DOE Center for Advanced Bioenergy and Bioproducts Innovation, University of Illinois at Urbana-Champaign, 1206 W Gregory Dr, Urbana, IL 61801, USA.
Department of Chemistry, The University of Texas at Austin, 105 E 24th St, Austin, TX 78712, USA.
Angew Chem Int Ed Engl. 2023 Jan 26;62(5):e202212440. doi: 10.1002/anie.202212440. Epub 2022 Dec 20.
Engineering enzymes with novel reactivity and applying them in metabolic pathways to produce valuable products are quite challenging due to the intrinsic complexity of metabolic networks and the need for high in vivo catalytic efficiency. Triacetic acid lactone (TAL), naturally generated by 2-pyrone synthase (2PS), is a platform molecule that can be produced via microbial fermentation and further converted into value-added products. However, these conversions require extra synthetic steps under harsh conditions. We herein report a biocatalytic system for direct generation of TAL derivatives under mild conditions with controlled chemoselectivity by rationally engineering the 2PS active site and then rewiring the biocatalytic pathway in the metabolic network of E. coli to produce high-value products, such as kavalactone precursors, with yields up to 17 mg/L culture. Computer modeling indicates sterics and hydrogen-bond interactions play key roles in tuning the selectivity, efficiency and yield.

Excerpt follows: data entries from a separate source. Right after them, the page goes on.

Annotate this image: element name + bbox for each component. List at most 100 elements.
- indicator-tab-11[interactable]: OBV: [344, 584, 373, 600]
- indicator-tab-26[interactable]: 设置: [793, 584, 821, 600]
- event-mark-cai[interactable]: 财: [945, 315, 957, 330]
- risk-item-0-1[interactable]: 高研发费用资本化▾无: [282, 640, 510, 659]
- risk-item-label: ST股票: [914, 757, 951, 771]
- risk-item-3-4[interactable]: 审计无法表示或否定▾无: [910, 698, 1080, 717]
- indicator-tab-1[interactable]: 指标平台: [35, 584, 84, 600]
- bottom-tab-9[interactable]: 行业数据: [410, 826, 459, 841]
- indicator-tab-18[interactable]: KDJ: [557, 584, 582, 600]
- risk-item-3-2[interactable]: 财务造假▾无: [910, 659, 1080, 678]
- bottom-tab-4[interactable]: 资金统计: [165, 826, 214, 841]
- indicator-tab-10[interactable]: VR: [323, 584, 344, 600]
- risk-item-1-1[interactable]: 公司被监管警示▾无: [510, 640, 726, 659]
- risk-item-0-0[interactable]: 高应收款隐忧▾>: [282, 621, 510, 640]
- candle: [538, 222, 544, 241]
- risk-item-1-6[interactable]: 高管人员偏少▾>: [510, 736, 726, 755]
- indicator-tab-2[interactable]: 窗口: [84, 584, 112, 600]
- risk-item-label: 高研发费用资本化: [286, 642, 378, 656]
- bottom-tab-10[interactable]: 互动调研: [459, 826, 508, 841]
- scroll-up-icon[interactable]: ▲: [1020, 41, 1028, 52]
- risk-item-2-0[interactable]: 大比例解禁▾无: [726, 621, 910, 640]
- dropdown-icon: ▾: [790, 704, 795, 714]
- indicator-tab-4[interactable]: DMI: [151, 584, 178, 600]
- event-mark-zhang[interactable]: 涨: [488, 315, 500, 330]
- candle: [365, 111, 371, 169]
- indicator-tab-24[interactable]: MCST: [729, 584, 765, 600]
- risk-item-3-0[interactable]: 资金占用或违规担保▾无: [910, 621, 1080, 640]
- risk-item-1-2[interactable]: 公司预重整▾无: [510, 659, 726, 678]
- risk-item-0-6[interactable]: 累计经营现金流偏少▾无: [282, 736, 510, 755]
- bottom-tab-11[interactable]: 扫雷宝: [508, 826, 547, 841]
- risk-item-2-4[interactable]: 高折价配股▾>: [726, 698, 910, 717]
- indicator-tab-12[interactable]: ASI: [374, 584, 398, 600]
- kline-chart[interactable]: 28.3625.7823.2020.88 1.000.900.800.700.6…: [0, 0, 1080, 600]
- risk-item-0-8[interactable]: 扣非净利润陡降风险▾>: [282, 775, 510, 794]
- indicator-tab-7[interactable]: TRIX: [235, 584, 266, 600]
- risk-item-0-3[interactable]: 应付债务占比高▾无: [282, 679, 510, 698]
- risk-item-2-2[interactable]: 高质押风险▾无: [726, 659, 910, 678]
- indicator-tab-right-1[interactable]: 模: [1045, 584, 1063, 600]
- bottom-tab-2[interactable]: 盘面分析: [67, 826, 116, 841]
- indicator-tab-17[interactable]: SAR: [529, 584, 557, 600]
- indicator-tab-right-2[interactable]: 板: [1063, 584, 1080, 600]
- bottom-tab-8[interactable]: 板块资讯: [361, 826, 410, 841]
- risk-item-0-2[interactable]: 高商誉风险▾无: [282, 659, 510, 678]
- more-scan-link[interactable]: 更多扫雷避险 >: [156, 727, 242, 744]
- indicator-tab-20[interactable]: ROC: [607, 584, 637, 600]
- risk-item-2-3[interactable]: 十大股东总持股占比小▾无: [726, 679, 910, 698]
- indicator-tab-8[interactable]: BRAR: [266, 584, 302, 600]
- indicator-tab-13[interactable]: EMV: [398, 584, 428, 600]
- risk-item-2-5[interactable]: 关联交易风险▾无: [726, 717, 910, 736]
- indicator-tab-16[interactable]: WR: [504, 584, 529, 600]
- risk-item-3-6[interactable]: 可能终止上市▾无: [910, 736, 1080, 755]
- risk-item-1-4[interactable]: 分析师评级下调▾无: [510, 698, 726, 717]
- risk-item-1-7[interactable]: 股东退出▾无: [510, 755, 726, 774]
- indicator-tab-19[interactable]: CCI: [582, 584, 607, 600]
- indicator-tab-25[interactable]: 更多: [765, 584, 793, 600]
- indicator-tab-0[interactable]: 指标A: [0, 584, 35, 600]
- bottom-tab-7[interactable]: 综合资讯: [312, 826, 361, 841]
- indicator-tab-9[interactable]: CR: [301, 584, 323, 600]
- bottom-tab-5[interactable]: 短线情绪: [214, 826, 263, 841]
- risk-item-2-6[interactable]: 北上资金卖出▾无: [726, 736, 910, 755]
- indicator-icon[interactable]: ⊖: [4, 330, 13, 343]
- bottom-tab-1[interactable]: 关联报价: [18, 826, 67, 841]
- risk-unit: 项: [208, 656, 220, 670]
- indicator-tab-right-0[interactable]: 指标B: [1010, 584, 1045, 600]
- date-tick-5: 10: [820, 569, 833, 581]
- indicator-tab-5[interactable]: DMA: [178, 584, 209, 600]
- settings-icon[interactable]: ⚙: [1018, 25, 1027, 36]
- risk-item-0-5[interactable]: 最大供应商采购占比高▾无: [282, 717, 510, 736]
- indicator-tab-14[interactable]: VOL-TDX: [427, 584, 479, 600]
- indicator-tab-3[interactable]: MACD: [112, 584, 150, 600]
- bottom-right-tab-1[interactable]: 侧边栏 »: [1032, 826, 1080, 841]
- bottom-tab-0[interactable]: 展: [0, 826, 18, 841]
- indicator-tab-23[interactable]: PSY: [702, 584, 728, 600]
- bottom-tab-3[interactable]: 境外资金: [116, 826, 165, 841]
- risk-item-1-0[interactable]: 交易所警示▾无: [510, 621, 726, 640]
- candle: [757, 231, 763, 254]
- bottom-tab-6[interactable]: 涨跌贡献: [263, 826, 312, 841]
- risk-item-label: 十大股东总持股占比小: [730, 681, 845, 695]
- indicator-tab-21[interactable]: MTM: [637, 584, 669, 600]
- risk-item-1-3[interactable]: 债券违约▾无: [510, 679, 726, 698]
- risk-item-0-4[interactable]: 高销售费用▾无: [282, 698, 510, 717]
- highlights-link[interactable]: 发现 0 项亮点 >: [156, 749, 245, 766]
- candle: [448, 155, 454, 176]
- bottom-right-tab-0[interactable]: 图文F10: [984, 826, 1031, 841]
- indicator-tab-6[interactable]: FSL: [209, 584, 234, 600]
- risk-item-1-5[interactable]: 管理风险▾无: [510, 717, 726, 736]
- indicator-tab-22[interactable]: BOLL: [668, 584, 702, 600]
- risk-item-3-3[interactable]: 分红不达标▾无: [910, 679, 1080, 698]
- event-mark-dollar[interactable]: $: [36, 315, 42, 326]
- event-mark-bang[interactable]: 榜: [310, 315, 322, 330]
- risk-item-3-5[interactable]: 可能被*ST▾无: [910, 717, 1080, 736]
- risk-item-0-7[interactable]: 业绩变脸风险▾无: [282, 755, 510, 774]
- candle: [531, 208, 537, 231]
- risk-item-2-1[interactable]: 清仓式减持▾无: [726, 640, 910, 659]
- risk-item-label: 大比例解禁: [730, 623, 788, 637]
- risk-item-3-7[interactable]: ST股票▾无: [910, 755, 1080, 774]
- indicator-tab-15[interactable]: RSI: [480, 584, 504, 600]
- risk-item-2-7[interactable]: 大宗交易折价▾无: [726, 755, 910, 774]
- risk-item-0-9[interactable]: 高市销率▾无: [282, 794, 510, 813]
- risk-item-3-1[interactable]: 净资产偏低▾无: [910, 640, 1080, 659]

由于代谢网络的固有复杂性和对体内高催化效率的需求,用具有新颖反应性的工程酶来应用于代谢途径以生产有价值的产品是极具挑战性的。三乙酰基-δ-内酯(TAL)是由 2-吡喃酮合酶(2PS)自然生成的平台分子,可以通过微生物发酵生产,进一步转化为有价值的产品。然而,这些转化需要在苛刻的条件下进行额外的合成步骤。我们在此报告了一种生物催化系统,通过合理设计 2PS 活性位点,在温和条件下直接生成 TAL 衍生物,并通过重新布线大肠杆菌代谢网络中的生物催化途径,以可控的化学选择性生成高附加值产品,如卡瓦内酯前体,产率高达 17 mg/L 培养物。计算机建模表明,立体和氢键相互作用在调节选择性、效率和产率方面起着关键作用。